Auch im Süden geht die Zahl zurück. So haben sich 2015 in BadenWürttemberg 19 903 Paare scheiden lassen, im Vergleich zu 20 328 im Jahr davor. Die Zahl für 2016 liegt noch nicht vor. Zum Vergleich: 2004 scheiterten 25 000 Ehen im Südwesten – die bisher höchste Zahl im Land. Das waren etwa 50 Prozent mehr als 1990. Laut des Statistischen Landesamts habe sich die Scheidungsquote seit 2004 zunächst stabilisiert, seit zehn Jahren sinke sie sogar.
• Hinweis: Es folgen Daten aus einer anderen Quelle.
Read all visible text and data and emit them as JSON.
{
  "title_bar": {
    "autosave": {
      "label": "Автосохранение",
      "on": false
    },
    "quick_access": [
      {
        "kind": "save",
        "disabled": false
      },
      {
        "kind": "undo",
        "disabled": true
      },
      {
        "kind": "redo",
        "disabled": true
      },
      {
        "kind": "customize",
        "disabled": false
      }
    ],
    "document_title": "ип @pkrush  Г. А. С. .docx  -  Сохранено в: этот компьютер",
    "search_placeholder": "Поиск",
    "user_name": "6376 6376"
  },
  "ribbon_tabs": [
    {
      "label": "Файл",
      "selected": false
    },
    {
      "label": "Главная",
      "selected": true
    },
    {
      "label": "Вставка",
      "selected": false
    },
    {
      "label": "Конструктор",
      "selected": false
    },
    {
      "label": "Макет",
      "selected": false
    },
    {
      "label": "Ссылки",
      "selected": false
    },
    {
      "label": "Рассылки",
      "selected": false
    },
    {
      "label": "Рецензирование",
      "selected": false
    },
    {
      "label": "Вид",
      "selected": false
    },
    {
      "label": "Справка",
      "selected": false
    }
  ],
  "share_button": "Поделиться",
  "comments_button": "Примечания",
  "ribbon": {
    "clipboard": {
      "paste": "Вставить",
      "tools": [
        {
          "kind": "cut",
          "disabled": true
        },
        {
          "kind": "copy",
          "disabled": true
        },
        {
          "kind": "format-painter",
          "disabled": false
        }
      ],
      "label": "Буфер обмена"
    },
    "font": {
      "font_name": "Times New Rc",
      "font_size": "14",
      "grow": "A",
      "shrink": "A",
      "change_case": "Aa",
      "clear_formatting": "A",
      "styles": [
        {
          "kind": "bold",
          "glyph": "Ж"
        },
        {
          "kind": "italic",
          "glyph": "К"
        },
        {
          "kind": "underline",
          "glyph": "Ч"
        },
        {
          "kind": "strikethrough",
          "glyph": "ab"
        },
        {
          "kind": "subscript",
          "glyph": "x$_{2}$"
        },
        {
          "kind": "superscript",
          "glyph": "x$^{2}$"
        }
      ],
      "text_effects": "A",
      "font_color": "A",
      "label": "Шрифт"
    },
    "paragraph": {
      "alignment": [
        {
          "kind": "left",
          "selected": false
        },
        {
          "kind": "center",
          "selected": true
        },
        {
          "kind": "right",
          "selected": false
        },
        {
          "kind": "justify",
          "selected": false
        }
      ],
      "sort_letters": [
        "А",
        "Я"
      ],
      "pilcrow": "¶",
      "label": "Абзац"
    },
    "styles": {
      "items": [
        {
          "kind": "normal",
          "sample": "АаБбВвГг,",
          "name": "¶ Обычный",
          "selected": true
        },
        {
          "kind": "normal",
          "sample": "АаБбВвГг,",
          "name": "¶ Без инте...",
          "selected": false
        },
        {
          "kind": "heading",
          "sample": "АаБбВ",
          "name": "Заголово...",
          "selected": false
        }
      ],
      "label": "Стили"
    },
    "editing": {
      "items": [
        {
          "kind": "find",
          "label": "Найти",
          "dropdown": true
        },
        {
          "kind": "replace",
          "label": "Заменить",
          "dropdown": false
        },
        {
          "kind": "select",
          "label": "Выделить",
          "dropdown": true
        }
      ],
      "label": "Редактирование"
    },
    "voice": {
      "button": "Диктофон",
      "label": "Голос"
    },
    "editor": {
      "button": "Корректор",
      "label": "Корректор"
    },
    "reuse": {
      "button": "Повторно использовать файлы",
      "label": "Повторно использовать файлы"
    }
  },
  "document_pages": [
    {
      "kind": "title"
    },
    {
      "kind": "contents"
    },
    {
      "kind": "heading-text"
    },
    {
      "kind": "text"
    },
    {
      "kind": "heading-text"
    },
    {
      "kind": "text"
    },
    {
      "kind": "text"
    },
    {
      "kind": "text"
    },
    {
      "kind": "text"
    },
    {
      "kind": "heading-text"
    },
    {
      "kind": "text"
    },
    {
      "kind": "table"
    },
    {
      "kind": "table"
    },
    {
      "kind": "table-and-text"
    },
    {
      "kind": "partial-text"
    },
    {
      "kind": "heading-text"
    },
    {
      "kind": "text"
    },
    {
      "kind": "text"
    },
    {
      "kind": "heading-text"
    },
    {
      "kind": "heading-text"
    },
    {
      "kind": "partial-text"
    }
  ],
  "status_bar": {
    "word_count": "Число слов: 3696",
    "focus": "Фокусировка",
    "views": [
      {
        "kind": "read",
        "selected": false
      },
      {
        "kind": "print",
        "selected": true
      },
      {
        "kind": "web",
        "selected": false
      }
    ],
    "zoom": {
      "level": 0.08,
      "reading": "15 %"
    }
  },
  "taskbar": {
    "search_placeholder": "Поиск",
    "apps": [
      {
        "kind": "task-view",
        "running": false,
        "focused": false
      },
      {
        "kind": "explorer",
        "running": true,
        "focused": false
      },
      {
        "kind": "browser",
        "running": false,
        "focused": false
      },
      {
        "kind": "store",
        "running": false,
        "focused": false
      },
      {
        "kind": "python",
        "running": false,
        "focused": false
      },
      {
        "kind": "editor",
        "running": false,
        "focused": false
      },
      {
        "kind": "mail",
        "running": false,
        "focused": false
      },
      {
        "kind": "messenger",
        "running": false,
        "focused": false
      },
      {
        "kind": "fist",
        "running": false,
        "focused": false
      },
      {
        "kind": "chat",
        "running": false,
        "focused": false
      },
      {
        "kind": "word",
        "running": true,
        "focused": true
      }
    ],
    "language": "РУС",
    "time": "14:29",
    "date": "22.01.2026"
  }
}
Das höchste Scheidungsrisiko liegt laut des Statistischen Landesamts bei einer Ehedauer von vier bis sechs Jahren.
In Bayern scheint das verflixte siebte Jahr oft zuzuschlagen: Relativ viele Ehen sind laut dem Bayerischen Landesamt für Statistik im Jahr 2016 zwischen dem fünften und achten Ehejahr geschieden worden. Trotzdem sinkt auch im Freistaat die Zahl der Scheidungen kontinuierlich. Laut dem Landesamt für Statistik wurden 2016 in Bayern 24 134 Ehen geschieden, 0,5 Prozent weniger als noch im Jahr zuvor.
WIESBADEN (dpa) - Nie war eine Scheidung so einfach wie heute. Trotzdem entschließen sich weniger Menschen in Deutschland zu diesem Schritt. Männer haben bei einer Ehescheidung ihren 45. Geburtstag schon hinter sich und Frauen längst den 40. gefeiert: Das gilt in Deutschland dem Statistischen Bundesamtes zufolge 2016 jedenfalls im Durchschnitt.
Die Scheidungszahlen sinken weiter leicht, das Alter dagegen steigt. Diese anhaltende Phase drückt nach Einschätzung von Trendforscher Harry Gatterer „das Ende der Individualisierung“und „ein neues Verständnis füreinander“aus. Familientherapeut Achim HaidLoh hält einen „ganz neuen Typus“für ausschlaggebend: „Es lassen sich immer mehr ältere Ehepaare auch im hohen Alter mit 70 und 80 Jahren noch scheiden.“Die meisten Menschen durchlebten im Alter von 50 bis 55 Jahren eine Art Lebenskrise und orientierten sich in manchem neu, sagt Gatterer, der Geschäftsführer des Zukunftsinstituts in Frankfurt und Wien ist. Dazu könne auch ein neuer Partner gehören. „Jedem ist klar, dass er 80 oder 90 Jahre alt werden kann und Zeit hat.“
Enttäuschungen im Alltag
Für den Rückgang der Scheidungszahlen gibt es nach Einschätzung von Evelyn Grünheid vom Bundesinstitut für Bevölkerungsforschung noch mehr strukturelle Gründe: Die Zahl der Verheirateten gehe zurück. Zugleich seien unter den Eheleuten deutlich mehr Ältere. Die Scheidungshäufigkeit bei den Jüngeren sinke stärker als bei den Älteren, sagt die Forschungsdirektorin aus Wiesbaden. Das Heiratsalter habe sich auch geändert: „Wer jetzt heiratet, macht es später und bewusster als früher.“Trotzdem: „Das partnerschaftliche Ideal von Beziehung auf Augenhöhe, bei der man sich die Kindererziehung, den Haushalt und die Berufstätigkeit teilt, zerbirst an der Realität“, berichtet Haid-Loh. Diese asymmetrische Aufteilung von Kinderbetreuung und Erwerbsarbeit führe zu Enttäuschungen, Stress und Trennung. Andere blieben zusammen, höhlten ihre Partnerschaft und Sexualität aber so weit aus, dass sie sich trennten, wenn die Kinder aus dem Haus seien.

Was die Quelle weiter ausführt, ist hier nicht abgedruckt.